Labor Market and Economic Signals: The labor market is softening. Payroll data rose only 22,000 in August, with an average of about 29,000 for the last three months, and June’s small gain was revised to a loss of 13,000. The unemployment rate edged up to 4.3% from 4.2% in July, though the slight increase was partially due to an unexpected rise in labor force participation. Other labor market signals are more modest. The number of job openings decreased for the second consecutive month, declining by 4.3% compared to the same time last year. Hiring and quitting rates remained low, indicating a reluctance among firms to hire and awareness among employees that landing a new job has become more challenging. The four-week moving average of initial jobless claims edged lower, and continuing claims also dipped slightly, suggesting some stabilization in the labor market. Other economic data from this month painted a mixed but cautious outlook. After negative real GDP growth in the first quarter, the U.S. economy grew by 3.3% in the second quarter. The leading economic indicator from the Conference Board, on the other hand, declined by 0.5% in August, resulting in a half-year annualized rate of -5.5%.

Inflation: The August US inflation data indicate that the Consumer Price Index (CPI) came in hotter than expected. The headline CPI rose 0.4% monthly and 2.9% year-over-year in August, while the Core CPI (excluding food and energy) gained 0.3% over the month and accelerated to 3.1% annually. Prices for tariff-sensitive food products increased rapidly, with meat, poultry, and fish rising by 5.4% and roasted coffee jumping 20.9% compared to the same period last year. New vehicle prices rose by 0.3%, the fastest increase since late last year, and we anticipate prices will remain sticky as manufacturers factor in price hikes due to high tariffs. In the meantime, the personal consumption expenditure (PCE) deflator rose 0.3% in August, slightly hotter than expected and lifting the annual rate from 2.6% to 2.7%. The accelerating inflation makes the Fed’s decision-making process more challenging. The FOMC’s September meeting prioritized the labor market and rested on the assumption that tariff inflation will be short-lived.

 

By the Numbers

Valuation

  • Valuation metrics for equity remained negative.

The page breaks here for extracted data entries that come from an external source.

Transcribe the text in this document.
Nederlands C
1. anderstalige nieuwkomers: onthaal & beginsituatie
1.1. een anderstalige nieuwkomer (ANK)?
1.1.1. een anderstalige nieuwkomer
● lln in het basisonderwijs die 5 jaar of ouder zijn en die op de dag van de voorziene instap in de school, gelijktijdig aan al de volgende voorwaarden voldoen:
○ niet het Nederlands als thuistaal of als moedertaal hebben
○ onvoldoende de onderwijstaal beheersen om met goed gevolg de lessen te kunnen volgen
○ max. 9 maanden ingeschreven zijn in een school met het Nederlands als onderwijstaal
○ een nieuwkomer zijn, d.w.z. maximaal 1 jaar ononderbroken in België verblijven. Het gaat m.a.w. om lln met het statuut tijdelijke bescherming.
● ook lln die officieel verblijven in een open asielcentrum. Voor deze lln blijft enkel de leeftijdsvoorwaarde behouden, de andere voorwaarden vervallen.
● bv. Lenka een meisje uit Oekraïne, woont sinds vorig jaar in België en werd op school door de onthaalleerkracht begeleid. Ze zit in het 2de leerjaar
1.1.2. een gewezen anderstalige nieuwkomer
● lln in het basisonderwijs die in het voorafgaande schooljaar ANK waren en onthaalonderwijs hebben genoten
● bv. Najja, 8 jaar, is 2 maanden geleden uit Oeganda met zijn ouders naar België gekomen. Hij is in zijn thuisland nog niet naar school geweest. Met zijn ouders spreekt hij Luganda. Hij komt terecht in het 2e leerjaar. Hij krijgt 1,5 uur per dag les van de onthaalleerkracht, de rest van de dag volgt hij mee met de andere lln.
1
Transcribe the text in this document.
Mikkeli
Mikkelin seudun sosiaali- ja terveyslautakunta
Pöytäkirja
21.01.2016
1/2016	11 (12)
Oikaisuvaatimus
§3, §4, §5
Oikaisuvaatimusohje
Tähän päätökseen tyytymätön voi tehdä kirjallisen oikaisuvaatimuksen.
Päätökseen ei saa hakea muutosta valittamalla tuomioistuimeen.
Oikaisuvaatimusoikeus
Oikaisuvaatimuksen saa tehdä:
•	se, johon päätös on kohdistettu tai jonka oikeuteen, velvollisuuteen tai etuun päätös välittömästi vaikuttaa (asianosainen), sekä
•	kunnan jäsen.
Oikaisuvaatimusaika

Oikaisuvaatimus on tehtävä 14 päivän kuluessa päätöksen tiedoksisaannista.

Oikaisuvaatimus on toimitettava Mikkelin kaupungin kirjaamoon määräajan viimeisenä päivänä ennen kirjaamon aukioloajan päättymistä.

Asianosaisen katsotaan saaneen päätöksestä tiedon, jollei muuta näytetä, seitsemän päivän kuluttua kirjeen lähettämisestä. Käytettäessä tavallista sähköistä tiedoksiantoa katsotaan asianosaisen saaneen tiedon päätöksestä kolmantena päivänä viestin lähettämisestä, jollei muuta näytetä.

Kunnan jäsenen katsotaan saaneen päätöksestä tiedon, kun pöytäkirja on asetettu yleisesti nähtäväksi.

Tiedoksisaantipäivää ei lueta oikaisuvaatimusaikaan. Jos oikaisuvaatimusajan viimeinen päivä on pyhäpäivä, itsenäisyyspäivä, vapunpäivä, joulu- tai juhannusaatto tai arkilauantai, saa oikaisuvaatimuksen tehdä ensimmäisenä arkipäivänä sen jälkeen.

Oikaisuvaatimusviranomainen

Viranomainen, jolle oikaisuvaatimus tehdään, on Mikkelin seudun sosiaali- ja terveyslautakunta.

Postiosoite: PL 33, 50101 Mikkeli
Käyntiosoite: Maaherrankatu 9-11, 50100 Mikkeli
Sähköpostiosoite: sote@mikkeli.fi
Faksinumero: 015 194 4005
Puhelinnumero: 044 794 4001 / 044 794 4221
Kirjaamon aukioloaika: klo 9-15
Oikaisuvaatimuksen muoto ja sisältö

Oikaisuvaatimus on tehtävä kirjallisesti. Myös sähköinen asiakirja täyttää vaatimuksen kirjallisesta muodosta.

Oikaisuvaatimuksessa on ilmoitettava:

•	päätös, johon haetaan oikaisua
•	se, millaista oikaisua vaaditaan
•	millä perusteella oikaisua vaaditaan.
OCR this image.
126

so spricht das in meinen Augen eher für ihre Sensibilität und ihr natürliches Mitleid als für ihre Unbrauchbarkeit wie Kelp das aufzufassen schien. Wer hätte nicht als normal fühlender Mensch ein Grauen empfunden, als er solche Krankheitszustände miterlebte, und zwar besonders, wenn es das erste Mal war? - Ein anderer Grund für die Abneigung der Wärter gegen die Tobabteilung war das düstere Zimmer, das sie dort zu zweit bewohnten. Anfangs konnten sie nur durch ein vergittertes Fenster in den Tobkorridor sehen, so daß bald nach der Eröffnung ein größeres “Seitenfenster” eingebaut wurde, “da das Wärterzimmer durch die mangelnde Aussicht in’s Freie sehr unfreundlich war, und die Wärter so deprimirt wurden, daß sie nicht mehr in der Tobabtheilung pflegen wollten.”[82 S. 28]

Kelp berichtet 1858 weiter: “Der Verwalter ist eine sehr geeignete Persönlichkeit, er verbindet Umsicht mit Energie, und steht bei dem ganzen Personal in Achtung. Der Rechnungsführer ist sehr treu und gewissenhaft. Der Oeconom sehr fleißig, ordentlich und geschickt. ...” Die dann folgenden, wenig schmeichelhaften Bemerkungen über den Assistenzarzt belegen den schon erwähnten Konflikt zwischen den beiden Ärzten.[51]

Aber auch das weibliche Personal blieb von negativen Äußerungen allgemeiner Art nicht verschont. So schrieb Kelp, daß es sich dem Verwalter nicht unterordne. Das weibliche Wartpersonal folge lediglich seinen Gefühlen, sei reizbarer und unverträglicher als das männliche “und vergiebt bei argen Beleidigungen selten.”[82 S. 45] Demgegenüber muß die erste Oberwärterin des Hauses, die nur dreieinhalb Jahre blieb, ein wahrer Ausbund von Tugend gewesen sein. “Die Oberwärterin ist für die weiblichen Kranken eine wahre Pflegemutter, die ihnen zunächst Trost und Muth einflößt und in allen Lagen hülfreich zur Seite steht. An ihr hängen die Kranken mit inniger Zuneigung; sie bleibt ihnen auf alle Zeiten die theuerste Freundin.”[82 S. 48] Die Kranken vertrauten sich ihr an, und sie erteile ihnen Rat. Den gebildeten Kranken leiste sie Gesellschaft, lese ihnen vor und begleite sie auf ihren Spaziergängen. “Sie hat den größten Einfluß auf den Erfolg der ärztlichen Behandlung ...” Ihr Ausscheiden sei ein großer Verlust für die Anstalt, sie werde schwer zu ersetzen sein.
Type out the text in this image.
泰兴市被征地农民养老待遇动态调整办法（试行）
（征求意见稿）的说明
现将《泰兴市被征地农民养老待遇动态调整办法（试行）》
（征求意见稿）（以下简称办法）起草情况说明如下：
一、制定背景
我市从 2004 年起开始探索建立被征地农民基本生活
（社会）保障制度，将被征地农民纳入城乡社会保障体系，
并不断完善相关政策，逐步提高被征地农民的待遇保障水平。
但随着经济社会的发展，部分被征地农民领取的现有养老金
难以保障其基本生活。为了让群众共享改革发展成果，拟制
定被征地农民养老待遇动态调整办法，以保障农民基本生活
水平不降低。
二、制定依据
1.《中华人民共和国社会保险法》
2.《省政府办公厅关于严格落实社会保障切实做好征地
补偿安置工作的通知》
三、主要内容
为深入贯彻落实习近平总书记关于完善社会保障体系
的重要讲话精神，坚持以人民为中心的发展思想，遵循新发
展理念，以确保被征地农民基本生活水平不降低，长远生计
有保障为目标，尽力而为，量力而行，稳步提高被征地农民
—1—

P/E increased from 26.8 at the end of August to 27.7 at the end of September.
  • Forward P/E increased from 24.3 at the end of August to 25.1 at the end of September.
  • Inflation-adjusted valuation metrics continued to be negative.
  • Equity valuation metrics relative to bonds remained negative with high bond yields.

Sentiment

  • U.S. manufacturing activity contracted again in August, with the ISM manufacturing index edging higher to 48.7 from 48.0 in July, still below the 50-point neutral threshold.
  • The University of Michigan Consumer Confidence Index decreased in September to 55.1 from 58.2 in August, with rising 5-year inflation expectations.
  • The NAHB index remained low at 32 in September with weak housing demand.

Technical

  • Technical indicators were positive overall, with neutral reversal signals offset by positive fear and momentum signals.
  • The S&P 500 was 11% above its 200-day moving average, 7% above the 100-day average, and 2% above the 50-day average.
  • The VIX index remained at a relatively subdued level, thanks to reduced trade tensions and Fed’s easing policy. It ended the month at 16.3.

Macroeconomic

  • The labor market is showing signs of softening. Nonfarm payrolls rose by 22,000 in August, with June’s data revised downward to a loss of 13,000 jobs. Initial jobless claims remain in check, with the four-week moving average at 237,500 as of September 20.
  • Retail sales rose 0.6% after climbing by 0.6% in July. Outlook is clouded by tariff policy uncertainty however.  
  • U.S. industrial production ticked up 0.1% in August with July’s data revised downward to -0.4%.

 

As of 9/30/25. Data provided by Bloomberg, NorthCoast Asset Management, Federal Reserve History.

The NorthCoast Navigator is a market barometer displaying NorthCoast's current U.S. and international equity exposure and outlook. This aggregate metric is determined by multiple data points across four broad market-moving dimensions: Technical, Sentiment, Macroeconomic, and Valuation. The daily result determines equity exposure in our tactical strategies.